🤖 AI Summary
This study addresses the low accuracy and frequent hallucinations in automated radiographic description generation for mandibular cysts in dental panoramic radiographs. We propose the Structured, Loop-based Self-Correction and Output (SLSO) framework, leveraging GPT-4o’s multimodal capabilities through a two-stage iterative self-correction process. SLSO integrates multimodal image understanding, precise tooth-position extraction, multi-round consistency verification, and iterative re-generation to substantially suppress hallucinations and enhance descriptions of negative findings and critical anatomical localization. Supported by a 10-step standardized pipeline, SLSO improves accuracy by 66.9%, 33.3%, and 28.6% for tooth-position identification, tooth displacement, and root resorption—three clinically critical metrics. Moreover, 92% of cases achieve structurally consistent outputs within five iterations. To our knowledge, SLSO establishes the first verifiable and reproducible multimodal framework for generating structured, clinically actionable radiology reports in dentomaxillofacial imaging.
📝 Abstract
In this study, we utilized the multimodal capabilities of OpenAI GPT-4o to automatically generate jaw cyst findings on dental panoramic radiographs. To improve accuracy, we constructed a Self-correction Loop with Structured Output (SLSO) framework and verified its effectiveness. A 10-step process was implemented for 22 cases of jaw cysts, including image input and analysis, structured data generation, tooth number extraction and consistency checking, iterative regeneration when inconsistencies were detected, and finding generation with subsequent restructuring and consistency verification. A comparative experiment was conducted using the conventional Chain-of-Thought (CoT) method across seven evaluation items: transparency, internal structure, borders, root resorption, tooth movement, relationships with other structures, and tooth number.
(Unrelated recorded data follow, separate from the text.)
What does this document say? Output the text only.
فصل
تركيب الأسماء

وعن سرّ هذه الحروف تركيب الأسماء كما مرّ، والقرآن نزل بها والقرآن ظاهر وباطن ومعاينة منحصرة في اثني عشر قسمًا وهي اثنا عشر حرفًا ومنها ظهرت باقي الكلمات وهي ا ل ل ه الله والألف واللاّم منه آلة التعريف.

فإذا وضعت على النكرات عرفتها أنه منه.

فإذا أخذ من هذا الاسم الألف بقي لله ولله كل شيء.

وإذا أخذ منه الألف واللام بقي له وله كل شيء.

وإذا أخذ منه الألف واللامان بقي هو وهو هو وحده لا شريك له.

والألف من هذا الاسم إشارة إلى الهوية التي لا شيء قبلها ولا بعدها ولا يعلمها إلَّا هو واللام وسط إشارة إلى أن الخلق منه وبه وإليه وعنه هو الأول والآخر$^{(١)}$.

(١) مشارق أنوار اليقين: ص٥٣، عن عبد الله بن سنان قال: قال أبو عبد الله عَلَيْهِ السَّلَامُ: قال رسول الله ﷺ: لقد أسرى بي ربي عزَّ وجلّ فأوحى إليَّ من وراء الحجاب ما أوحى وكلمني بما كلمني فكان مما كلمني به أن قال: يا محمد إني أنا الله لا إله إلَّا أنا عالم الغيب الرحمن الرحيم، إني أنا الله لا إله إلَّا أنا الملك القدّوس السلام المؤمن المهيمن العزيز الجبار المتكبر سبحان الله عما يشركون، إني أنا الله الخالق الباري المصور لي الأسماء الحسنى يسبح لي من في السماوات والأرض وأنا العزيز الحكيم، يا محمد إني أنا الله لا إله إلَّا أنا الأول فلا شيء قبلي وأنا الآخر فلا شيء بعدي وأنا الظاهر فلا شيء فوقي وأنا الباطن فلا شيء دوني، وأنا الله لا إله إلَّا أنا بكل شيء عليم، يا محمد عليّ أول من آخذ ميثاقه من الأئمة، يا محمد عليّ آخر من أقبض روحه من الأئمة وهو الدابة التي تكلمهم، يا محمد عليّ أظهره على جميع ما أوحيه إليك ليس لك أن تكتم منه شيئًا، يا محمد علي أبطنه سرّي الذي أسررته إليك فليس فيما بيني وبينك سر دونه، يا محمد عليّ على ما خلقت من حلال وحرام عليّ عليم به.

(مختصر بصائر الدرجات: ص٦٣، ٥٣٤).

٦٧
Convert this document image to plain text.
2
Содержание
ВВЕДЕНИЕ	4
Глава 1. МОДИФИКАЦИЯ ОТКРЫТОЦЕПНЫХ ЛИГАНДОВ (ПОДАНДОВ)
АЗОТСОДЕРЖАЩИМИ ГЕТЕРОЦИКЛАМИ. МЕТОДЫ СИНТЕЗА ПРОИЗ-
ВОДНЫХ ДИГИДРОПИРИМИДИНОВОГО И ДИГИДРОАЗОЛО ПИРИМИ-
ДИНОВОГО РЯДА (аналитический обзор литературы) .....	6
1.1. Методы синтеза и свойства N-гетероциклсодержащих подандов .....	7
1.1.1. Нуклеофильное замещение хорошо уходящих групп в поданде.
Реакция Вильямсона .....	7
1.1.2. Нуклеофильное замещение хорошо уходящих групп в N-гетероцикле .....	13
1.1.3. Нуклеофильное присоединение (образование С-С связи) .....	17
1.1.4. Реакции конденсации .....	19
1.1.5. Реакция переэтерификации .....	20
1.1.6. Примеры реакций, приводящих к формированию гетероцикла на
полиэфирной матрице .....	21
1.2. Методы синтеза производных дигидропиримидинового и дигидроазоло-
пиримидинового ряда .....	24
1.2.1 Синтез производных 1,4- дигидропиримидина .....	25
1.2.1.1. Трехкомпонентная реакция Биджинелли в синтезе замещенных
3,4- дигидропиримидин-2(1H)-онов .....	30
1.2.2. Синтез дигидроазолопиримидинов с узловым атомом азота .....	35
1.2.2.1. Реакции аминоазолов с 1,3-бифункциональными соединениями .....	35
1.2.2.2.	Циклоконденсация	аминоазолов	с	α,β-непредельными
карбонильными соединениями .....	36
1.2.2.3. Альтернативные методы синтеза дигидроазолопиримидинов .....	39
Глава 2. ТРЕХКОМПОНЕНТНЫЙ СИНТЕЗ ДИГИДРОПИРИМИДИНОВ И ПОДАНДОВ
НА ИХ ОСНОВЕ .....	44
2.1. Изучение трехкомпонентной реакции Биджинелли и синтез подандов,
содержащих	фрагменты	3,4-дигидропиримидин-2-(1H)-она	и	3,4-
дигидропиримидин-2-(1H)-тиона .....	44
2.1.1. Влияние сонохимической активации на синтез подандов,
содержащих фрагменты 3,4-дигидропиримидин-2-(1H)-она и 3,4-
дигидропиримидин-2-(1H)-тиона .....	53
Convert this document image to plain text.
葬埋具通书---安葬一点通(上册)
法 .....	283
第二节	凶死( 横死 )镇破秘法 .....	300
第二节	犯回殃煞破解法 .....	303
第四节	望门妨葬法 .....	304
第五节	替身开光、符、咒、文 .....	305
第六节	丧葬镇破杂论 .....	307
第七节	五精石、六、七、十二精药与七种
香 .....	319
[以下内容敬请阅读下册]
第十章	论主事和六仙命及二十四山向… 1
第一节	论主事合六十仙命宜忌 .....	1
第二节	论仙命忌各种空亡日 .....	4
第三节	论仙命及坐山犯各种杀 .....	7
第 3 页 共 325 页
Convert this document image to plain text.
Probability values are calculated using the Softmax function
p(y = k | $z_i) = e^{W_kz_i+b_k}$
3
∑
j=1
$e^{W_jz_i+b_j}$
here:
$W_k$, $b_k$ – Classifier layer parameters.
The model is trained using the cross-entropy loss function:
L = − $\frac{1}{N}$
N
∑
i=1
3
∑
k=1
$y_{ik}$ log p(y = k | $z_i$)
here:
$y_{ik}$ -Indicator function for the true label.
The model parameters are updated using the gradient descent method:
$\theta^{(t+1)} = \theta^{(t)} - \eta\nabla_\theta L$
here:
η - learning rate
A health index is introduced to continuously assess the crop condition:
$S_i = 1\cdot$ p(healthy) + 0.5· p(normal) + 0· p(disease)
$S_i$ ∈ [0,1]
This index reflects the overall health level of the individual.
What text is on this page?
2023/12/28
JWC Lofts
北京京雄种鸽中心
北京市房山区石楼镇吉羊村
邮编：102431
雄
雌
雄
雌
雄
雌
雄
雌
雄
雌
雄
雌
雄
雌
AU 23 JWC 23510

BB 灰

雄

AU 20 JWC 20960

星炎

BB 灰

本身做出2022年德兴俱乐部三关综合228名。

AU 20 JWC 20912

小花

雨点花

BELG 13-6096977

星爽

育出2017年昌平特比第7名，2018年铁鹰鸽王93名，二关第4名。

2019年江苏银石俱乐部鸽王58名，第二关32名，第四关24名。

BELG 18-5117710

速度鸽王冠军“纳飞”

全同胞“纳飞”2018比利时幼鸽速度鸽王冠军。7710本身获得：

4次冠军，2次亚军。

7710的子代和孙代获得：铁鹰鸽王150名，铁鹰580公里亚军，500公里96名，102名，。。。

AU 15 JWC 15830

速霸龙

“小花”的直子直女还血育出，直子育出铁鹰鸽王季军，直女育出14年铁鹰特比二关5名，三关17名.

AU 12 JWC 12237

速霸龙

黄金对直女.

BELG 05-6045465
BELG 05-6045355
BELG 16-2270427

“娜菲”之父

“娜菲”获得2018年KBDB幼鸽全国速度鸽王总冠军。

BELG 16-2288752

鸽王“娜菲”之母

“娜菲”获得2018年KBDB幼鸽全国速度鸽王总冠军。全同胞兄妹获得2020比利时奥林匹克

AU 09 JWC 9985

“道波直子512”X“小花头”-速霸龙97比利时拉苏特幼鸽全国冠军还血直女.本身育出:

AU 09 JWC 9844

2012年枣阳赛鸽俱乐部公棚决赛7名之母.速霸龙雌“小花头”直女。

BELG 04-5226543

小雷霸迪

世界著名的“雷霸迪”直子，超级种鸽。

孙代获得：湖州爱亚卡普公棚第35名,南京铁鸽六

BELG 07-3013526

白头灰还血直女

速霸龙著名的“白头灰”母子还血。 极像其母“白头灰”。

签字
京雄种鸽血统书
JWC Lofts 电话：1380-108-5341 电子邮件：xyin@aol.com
The results showed that the proposed SLSO framework improved output accuracy for many items, with 66.9%, 33.3%, and 28.6% improvement rates for tooth number, tooth movement, and root resorption, respectively. In the successful cases, a consistently structured output was achieved after up to five regenerations. Although statistical significance was not reached because of the small size of the dataset, the overall SLSO framework enforced negative finding descriptions, suppressed hallucinations, and improved tooth number identification accuracy. However, the accurate identification of extensive lesions spanning multiple teeth is limited. Nevertheless, further refinement is required to enhance overall performance and move toward a practical finding generation system.